The latest alarm has a familiar ring in the Mekong subregion, a cradle of drug-resistant malaria for decades. The problem began with mosquitoes breeding in villages near the Cardamom Mountains of Cambodia, and in gem mines near the Thai-Cambodian border, which were found to be carrying malaria parasites that had developed a resistance to chloroquine in the 1950s. Subsequent anti-malarial drugs -- sulfadoxine-pyrimethamine in the 1960s and mefloquine in the 1970s -- lost effectiveness for the same reason. A decade ago, artemisinin began to lose its curative powers as a single therapy drug in Cambodia. Later, piperaquine, one of the partner drugs for combination therapy, lost effectiveness against Plasmodium falciparum, the deadliest malaria parasite.
This is a record that gives headaches to public health experts and medical scientists, who are worried that the new resistant strain will jump to Africa, home to most of the world's malaria patients, with nearly 400,000 children dying every year, according to the World Health Organization.That is what happened after the malaria parasite developed resistance to chloroquine in the Mekong subregion and then spread to India and Africa, resulting in millions of deaths.
By contrast, the Mekong subregion currently accounts for 300,000 infections a year, and the death toll averages less than 200 annually. Malaria cases dropped by 54% across the subregion between 2012 and 2015, while deaths from the disease fell by 84% over the same period, according to the WHO.

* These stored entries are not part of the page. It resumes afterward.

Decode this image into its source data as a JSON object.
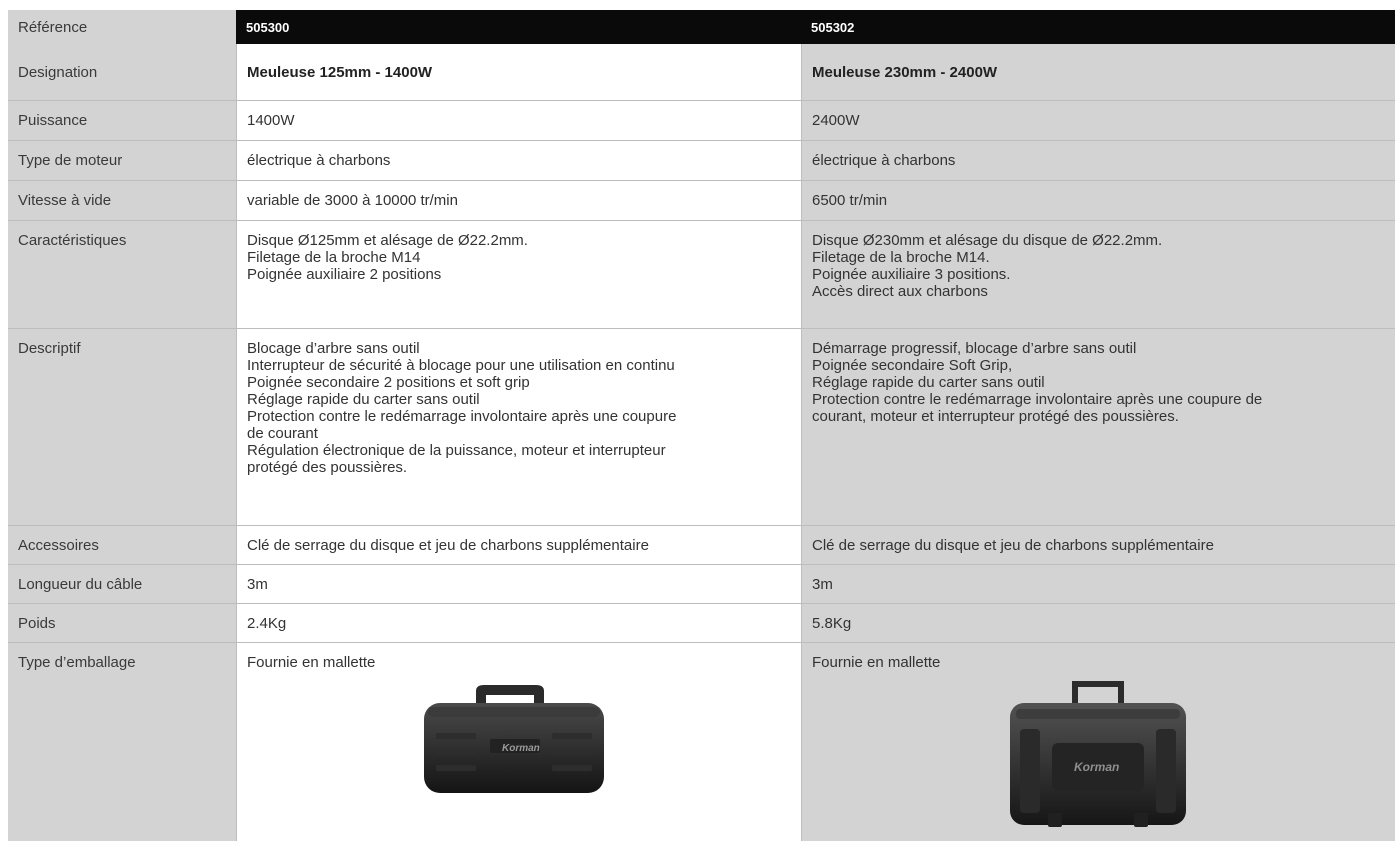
{
  "table": {
    "labels": {
      "reference": "Référence",
      "designation": "Designation",
      "puissance": "Puissance",
      "moteur": "Type de moteur",
      "vitesse": "Vitesse à vide",
      "caracteristiques": "Caractéristiques",
      "descriptif": "Descriptif",
      "accessoires": "Accessoires",
      "cable": "Longueur du câble",
      "poids": "Poids",
      "emballage": "Type d’emballage"
    },
    "products": [
      {
        "reference": "505300",
        "designation": "Meuleuse 125mm - 1400W",
        "puissance": "1400W",
        "moteur": "électrique à charbons",
        "vitesse": "variable de 3000 à 10000 tr/min",
        "caracteristiques": [
          "Disque Ø125mm et alésage de Ø22.2mm.",
          "Filetage de la broche M14",
          "Poignée auxiliaire 2 positions"
        ],
        "descriptif": [
          "Blocage d’arbre sans outil",
          "Interrupteur de sécurité à blocage pour une utilisation en continu",
          "Poignée secondaire 2 positions et soft grip",
          "Réglage rapide du carter sans outil",
          "Protection contre le redémarrage involontaire après une coupure",
          "de courant",
          "Régulation électronique de la puissance, moteur et interrupteur",
          "protégé des poussières."
        ],
        "accessoires": "Clé de serrage du disque et jeu de charbons supplémentaire",
        "cable": "3m",
        "poids": "2.4Kg",
        "emballage": "Fournie en mallette",
        "case_brand": "Korman"
      },
      {
        "reference": "505302",
        "designation": "Meuleuse 230mm - 2400W",
        "puissance": "2400W",
        "moteur": "électrique à charbons",
        "vitesse": "6500 tr/min",
        "caracteristiques": [
          "Disque Ø230mm et alésage du disque de Ø22.2mm.",
          "Filetage de la broche M14.",
          "Poignée auxiliaire 3 positions.",
          "Accès direct aux charbons"
        ],
        "descriptif": [
          "Démarrage progressif, blocage d’arbre sans outil",
          "Poignée secondaire Soft Grip,",
          "Réglage rapide du carter sans outil",
          "Protection contre le redémarrage involontaire après une coupure de",
          "courant, moteur et interrupteur protégé des poussières."
        ],
        "accessoires": "Clé de serrage du disque et jeu de charbons supplémentaire",
        "cable": "3m",
        "poids": "5.8Kg",
        "emballage": "Fournie en mallette",
        "case_brand": "Korman"
      }
    ]
  }
}
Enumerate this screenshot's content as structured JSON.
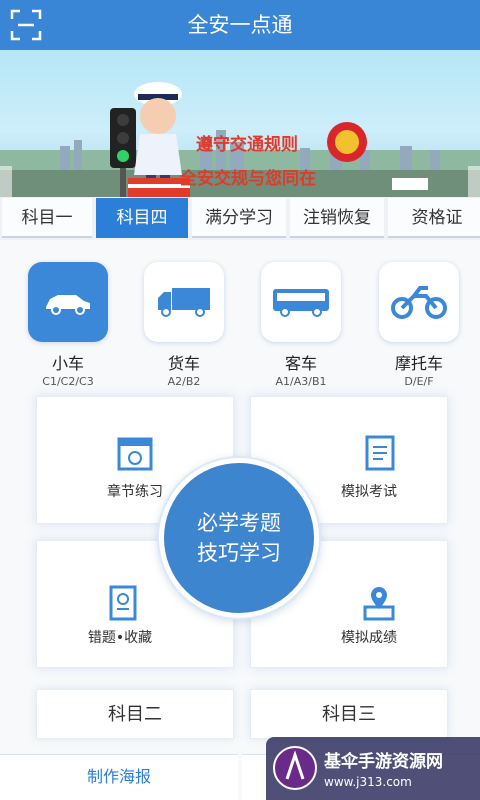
{
  "app": {
    "title": "全安一点通"
  },
  "banner": {
    "slogan_line1": "遵守交通规则",
    "slogan_line2": "全安交规与您同在"
  },
  "tabs": [
    {
      "label": "科目一"
    },
    {
      "label": "科目四"
    },
    {
      "label": "满分学习"
    },
    {
      "label": "注销恢复"
    },
    {
      "label": "资格证"
    }
  ],
  "vehicles": [
    {
      "name": "小车",
      "classes": "C1/C2/C3",
      "icon": "car-icon"
    },
    {
      "name": "货车",
      "classes": "A2/B2",
      "icon": "truck-icon"
    },
    {
      "name": "客车",
      "classes": "A1/A3/B1",
      "icon": "bus-icon"
    },
    {
      "name": "摩托车",
      "classes": "D/E/F",
      "icon": "motorcycle-icon"
    }
  ],
  "cards": {
    "chapter": "章节练习",
    "mock_exam": "模拟考试",
    "wrong_fav": "错题•收藏",
    "mock_score": "模拟成绩"
  },
  "center": {
    "line1": "必学考题",
    "line2": "技巧学习"
  },
  "subjects": {
    "two": "科目二",
    "three": "科目三"
  },
  "bottom": {
    "poster": "制作海报"
  },
  "watermark": {
    "title": "基伞手游资源网",
    "url": "www.j313.com"
  },
  "colors": {
    "primary": "#3a86d6",
    "slogan": "#e03a2a"
  }
}
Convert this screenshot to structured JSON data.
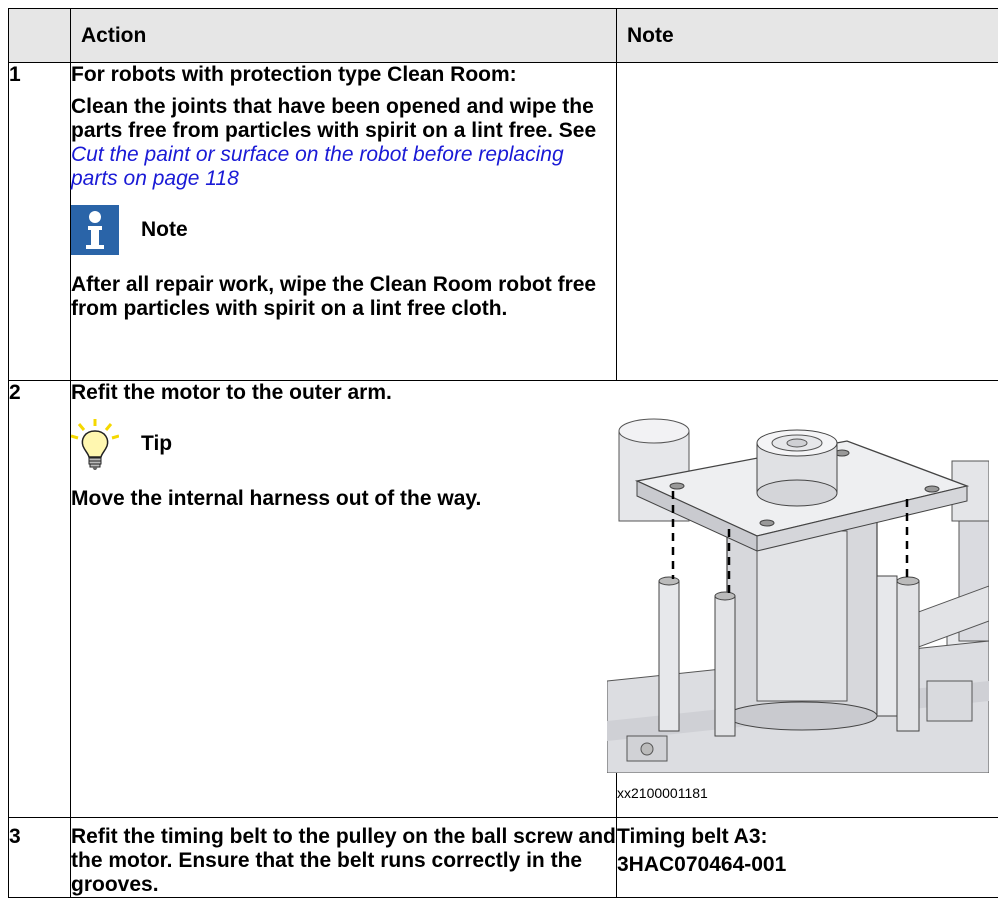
{
  "table": {
    "headers": [
      "",
      "Action",
      "Note"
    ],
    "rows": [
      {
        "num": "1",
        "para1": "For robots with protection type Clean Room:",
        "para2_pre": "Clean the joints that have been opened and wipe the parts free from particles with spirit on a lint free. See ",
        "para2_link": "Cut the paint or surface on the robot before replacing parts on page 118",
        "callout_label": "Note",
        "callout_icon": "info-icon",
        "para3": "After all repair work, wipe the Clean Room robot free from particles with spirit on a lint free cloth.",
        "note": ""
      },
      {
        "num": "2",
        "para1": "Refit the motor to the outer arm.",
        "callout_label": "Tip",
        "callout_icon": "lightbulb-icon",
        "para2": "Move the internal harness out of the way.",
        "figure_id": "xx2100001181"
      },
      {
        "num": "3",
        "para1": "Refit the timing belt to the pulley on the ball screw and the motor. Ensure that the belt runs correctly in the grooves.",
        "note_line1": "Timing belt A3:",
        "note_line2": "3HAC070464-001"
      }
    ]
  },
  "colors": {
    "header_bg": "#e6e6e6",
    "link": "#1a1ad6",
    "info_icon_bg": "#2a64a8",
    "tip_bulb": "#f5d800"
  }
}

The process of developing new drugs to overcome multidrug resistance is slow, with some estimates putting the time required at between 10 and 15 years from discovery to availability for treatment. Novartis, the Swiss pharmaceutical giant, began testing two potential anti-malaria drugs in trials in August in Thailand, Vietnam and eight African countries. David Hughes, senior drug development program head at Novartis, said it was "too early to comment" on the timeline for the medicine, which is still in the clinical development phase.
MORU is in talks with an Asian pharmaceutical company to produce the triple combination-therapy it is studying in the Mekong subregion, where six different partner drugs for an artemisinin-based combination therapy (ACT) have failed. The setbacks have also been driven by lack of prompt diagnosis, incomplete treatment, substandard and counterfeit drugs, and the previous practice of oral artemisinin-based mono therapy.
Oral artemisinin-based monotherapy has been banned by the WHO because studies have shown it is a major factor driving the development of resistance to artemisinin and its derivatives. Artemisinin monotherapy refers to malaria patients being treated with artemisinin without a partner drug. Cambodia has switched to an ACT that works, and Vietnam will also be switching from one ACT regimen to another, Dondorp said.
The WHO has rolled out another alternative for the Mekong subregion to attack the killer parasite head on. In 2015, it launched plans to eradicate Plasmodium falciparum in the subregion by 2025, and to make the region malaria free by 2030. "Priority action is targeted to areas where multidrug resistant malaria has taken root," the WHO said in September.